Most recruitment assessments are unfair to job candidates
Are your recruitment assessments fair to candidates? Check out this litmus test.
I studied psychometrics at UC Berkeley in the 1990s, taking several graduate-level courses in sophisticated methods like IRT (item response theory) and HRM (hierarchical linear modeling). The program at Berkeley was (and is) one of the best in the world.
In my work, I continue to adhere to the standards for statistical reliability taught in Berkeley’s program—especially when it comes to what test developers call high-stakes assessments. These are the assessments used to help with decisions like who to hire, promote, or admit to an educational program.
I have since learned that the reliability standards taught in UC Berkeley’s psychometrics program were much higher than current accepted standards for adult assessment. This puzzling, because lower standards mean scores are less reliable, and therefore, less precise. Let’s take a look at what this means in practical terms.
In psychometrics, reliability statistics tell us how precise our measurements are—in other words, how much noise there is around a given score. Whereas measurements we make in the physical world (like temperature readings) are incredibly precise, educational and psychological measurements are incredibly imprecise. You can think of temperature reading as a point on as scale. A score on a psychological or educational assessment is more of a range.
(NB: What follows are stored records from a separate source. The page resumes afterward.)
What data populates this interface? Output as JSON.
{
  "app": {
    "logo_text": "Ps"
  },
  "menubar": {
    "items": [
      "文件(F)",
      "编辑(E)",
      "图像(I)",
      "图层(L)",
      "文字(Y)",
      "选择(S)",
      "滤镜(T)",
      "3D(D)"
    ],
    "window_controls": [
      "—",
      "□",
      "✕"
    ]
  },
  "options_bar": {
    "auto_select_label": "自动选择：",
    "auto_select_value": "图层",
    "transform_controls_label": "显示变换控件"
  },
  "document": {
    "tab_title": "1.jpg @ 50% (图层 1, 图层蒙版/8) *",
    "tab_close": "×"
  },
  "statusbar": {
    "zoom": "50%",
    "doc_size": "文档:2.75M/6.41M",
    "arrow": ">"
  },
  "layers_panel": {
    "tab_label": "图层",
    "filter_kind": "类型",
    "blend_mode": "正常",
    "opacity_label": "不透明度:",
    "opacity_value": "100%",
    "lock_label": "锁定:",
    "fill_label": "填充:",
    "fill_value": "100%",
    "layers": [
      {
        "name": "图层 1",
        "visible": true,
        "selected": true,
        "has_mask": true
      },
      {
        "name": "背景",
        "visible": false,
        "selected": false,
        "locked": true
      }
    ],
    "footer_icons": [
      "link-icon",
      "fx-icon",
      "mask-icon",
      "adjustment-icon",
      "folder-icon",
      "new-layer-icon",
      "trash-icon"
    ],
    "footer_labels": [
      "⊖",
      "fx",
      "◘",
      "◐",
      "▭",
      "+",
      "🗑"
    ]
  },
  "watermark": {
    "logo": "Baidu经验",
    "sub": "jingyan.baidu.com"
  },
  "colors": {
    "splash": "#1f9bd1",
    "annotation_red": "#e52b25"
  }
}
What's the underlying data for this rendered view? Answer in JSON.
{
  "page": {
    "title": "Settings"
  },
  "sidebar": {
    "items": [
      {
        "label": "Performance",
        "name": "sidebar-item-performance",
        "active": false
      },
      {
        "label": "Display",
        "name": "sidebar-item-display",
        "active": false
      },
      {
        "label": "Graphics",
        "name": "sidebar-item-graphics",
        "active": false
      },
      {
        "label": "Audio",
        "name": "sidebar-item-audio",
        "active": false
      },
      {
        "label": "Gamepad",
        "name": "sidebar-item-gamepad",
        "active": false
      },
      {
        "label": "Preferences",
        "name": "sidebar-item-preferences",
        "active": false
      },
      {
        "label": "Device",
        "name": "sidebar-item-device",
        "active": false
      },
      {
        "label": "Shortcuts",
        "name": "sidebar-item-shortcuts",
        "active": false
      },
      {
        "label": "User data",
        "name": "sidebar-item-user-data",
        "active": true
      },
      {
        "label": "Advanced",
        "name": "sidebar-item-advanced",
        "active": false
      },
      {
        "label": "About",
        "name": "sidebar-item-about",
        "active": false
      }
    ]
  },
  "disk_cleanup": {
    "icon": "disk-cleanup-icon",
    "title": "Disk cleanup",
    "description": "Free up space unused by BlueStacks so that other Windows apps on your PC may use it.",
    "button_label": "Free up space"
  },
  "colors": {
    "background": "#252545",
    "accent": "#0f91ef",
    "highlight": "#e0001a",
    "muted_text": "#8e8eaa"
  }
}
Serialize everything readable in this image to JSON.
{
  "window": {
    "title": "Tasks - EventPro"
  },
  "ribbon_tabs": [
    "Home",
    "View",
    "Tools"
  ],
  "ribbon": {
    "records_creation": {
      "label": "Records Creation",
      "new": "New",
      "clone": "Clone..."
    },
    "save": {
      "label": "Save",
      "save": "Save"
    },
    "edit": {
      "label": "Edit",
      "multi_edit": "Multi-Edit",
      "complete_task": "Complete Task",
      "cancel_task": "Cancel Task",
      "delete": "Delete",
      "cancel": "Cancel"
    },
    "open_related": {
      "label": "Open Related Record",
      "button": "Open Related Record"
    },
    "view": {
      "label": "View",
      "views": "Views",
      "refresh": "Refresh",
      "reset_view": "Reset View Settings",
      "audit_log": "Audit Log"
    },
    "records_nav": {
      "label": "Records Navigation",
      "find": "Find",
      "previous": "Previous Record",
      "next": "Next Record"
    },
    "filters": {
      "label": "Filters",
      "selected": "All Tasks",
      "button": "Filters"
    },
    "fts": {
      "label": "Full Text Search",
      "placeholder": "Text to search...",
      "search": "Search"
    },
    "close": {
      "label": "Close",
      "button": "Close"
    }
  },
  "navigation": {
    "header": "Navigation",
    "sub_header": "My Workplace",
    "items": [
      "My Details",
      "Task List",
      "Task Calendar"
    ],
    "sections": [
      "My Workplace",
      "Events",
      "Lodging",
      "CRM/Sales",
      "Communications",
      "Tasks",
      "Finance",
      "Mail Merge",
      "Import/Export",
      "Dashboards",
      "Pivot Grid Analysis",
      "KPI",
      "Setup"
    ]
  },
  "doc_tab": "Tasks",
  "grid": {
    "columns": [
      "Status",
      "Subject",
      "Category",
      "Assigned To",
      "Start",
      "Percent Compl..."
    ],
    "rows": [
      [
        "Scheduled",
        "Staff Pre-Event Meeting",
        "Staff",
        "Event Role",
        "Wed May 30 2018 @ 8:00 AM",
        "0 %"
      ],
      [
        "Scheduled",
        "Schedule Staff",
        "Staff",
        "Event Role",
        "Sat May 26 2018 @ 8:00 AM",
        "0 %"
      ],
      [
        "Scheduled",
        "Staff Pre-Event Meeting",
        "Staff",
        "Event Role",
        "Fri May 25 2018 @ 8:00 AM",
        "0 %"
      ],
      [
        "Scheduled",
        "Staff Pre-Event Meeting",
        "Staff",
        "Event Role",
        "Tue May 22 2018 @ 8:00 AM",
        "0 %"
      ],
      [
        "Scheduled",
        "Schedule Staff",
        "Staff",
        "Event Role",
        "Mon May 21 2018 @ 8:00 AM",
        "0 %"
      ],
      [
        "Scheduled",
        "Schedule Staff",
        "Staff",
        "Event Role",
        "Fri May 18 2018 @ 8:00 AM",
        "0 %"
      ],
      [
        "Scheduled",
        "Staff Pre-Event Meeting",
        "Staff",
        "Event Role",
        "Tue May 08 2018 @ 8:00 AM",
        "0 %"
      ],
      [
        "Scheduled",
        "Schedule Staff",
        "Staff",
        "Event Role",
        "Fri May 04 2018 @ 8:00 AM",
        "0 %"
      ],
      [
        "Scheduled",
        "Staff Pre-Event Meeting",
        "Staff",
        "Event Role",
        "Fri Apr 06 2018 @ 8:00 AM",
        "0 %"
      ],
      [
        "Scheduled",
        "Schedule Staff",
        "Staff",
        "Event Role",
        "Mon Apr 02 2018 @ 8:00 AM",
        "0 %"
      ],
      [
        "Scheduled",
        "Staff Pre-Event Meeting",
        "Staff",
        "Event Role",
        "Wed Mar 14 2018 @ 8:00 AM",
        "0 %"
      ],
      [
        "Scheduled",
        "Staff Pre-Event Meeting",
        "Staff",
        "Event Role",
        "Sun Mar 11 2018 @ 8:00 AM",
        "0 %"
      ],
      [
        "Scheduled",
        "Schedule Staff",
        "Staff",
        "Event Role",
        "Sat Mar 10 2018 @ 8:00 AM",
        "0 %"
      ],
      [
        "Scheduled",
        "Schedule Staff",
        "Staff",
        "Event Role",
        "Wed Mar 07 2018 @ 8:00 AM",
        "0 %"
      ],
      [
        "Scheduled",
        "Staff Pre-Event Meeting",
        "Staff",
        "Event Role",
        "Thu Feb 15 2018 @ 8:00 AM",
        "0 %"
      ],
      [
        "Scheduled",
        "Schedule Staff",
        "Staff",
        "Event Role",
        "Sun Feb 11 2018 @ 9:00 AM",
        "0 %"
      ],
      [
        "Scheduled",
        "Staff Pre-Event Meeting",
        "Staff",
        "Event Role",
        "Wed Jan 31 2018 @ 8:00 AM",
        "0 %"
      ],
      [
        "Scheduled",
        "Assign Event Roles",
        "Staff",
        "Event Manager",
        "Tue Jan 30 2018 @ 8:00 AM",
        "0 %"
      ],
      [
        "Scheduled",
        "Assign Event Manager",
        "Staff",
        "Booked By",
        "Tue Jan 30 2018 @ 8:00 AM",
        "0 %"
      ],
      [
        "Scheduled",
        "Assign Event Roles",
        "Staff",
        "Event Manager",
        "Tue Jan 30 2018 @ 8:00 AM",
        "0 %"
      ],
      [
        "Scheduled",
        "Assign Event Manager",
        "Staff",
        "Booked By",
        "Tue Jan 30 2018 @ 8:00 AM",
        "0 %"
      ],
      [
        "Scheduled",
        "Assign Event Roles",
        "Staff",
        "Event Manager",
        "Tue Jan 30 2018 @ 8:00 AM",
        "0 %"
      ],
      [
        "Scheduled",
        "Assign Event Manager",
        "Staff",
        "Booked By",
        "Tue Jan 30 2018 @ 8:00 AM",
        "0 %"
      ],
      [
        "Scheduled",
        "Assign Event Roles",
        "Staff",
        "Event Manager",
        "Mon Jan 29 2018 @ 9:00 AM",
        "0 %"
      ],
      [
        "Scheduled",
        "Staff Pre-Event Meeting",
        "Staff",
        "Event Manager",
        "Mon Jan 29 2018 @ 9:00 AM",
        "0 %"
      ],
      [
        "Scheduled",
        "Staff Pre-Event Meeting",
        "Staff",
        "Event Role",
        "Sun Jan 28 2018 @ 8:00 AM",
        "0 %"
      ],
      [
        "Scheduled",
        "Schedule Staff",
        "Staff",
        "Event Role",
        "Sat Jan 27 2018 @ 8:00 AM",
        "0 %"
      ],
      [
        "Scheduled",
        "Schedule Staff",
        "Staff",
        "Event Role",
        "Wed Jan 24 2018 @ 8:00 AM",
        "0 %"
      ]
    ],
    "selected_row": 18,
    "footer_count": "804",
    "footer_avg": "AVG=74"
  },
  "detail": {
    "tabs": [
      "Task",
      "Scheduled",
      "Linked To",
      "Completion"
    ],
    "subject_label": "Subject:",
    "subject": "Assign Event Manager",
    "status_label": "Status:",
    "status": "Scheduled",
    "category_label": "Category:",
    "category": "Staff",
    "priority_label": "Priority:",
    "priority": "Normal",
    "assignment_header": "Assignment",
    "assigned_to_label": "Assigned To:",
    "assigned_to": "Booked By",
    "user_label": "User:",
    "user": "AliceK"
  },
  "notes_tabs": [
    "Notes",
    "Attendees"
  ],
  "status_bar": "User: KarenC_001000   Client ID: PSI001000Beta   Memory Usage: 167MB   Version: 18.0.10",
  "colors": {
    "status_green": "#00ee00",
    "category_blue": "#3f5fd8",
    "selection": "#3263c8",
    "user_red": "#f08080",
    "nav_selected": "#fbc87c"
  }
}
Take a look at the 3 thermometers shown here. All of them show a score/temperature of 55. Below each thermometer is an Alpha—the most commonly used indicator of reliability in the adult assessment literature. To the right of each thermometer I’ve added a curly bracket that shows the range in which the true score of an individual with a score of 55 is likely to fall. This range is called a confidence interval.
The next image, shows how many actual levels can be identified by assessments with Alphas of .75, .85, and .95.
If its Alpha is .75, an assessment can distinguish only two levels on the 100 point scale. If its Alpha is .85 it can distinguish about 3.5 levels, and If its Alpha is .95 it can distinguish about 6 levels. You can see why an Alpha of .95 or above is the gold standard for high-stakes educational and psychological assessment.
There are several assessments employed in recruitment—including some popular 360 and culture fit assessments—that have Alphas in the .75 range. Many personality inventories have alphas in the .85 range. Relatively few adult assessments used in recruitment have Alphas in the .95 range.
Imagine that you have taken an assessment as part of a recruitment process. Let’s say your score is 55.
Here are the ranges in which your true score is likely to fall.
If the Alpha for the assessment is .75, your true score is somewhere between 30 and 80. If the Alpha is .85, your true score falls between 40 and 70. If the Alpha is .95, your true score falls between 45 and 65.
This next image shows your ranges and the ranges for Tom. If an employer was going to choose between you and Tom, whose score is 75, which Alpha level would you find fair?
Hint: An assessment would need to have an Alpha of .95 to reliably distinguish between you and Tom.
You can think of Alpha as an indicator of measurement precision. The higher the Alpha, the more precise the measurement. The higher the stakes attached to a measurement, the higher Alpha should be.
Reliability is not the only thing that’s important when selecting an assessment. You’ll also want to consider the importance of the trait or skill being measured and whether or not it measures what it’s claimed to measure. I’ve written about these issues in the “Statistics for all” series.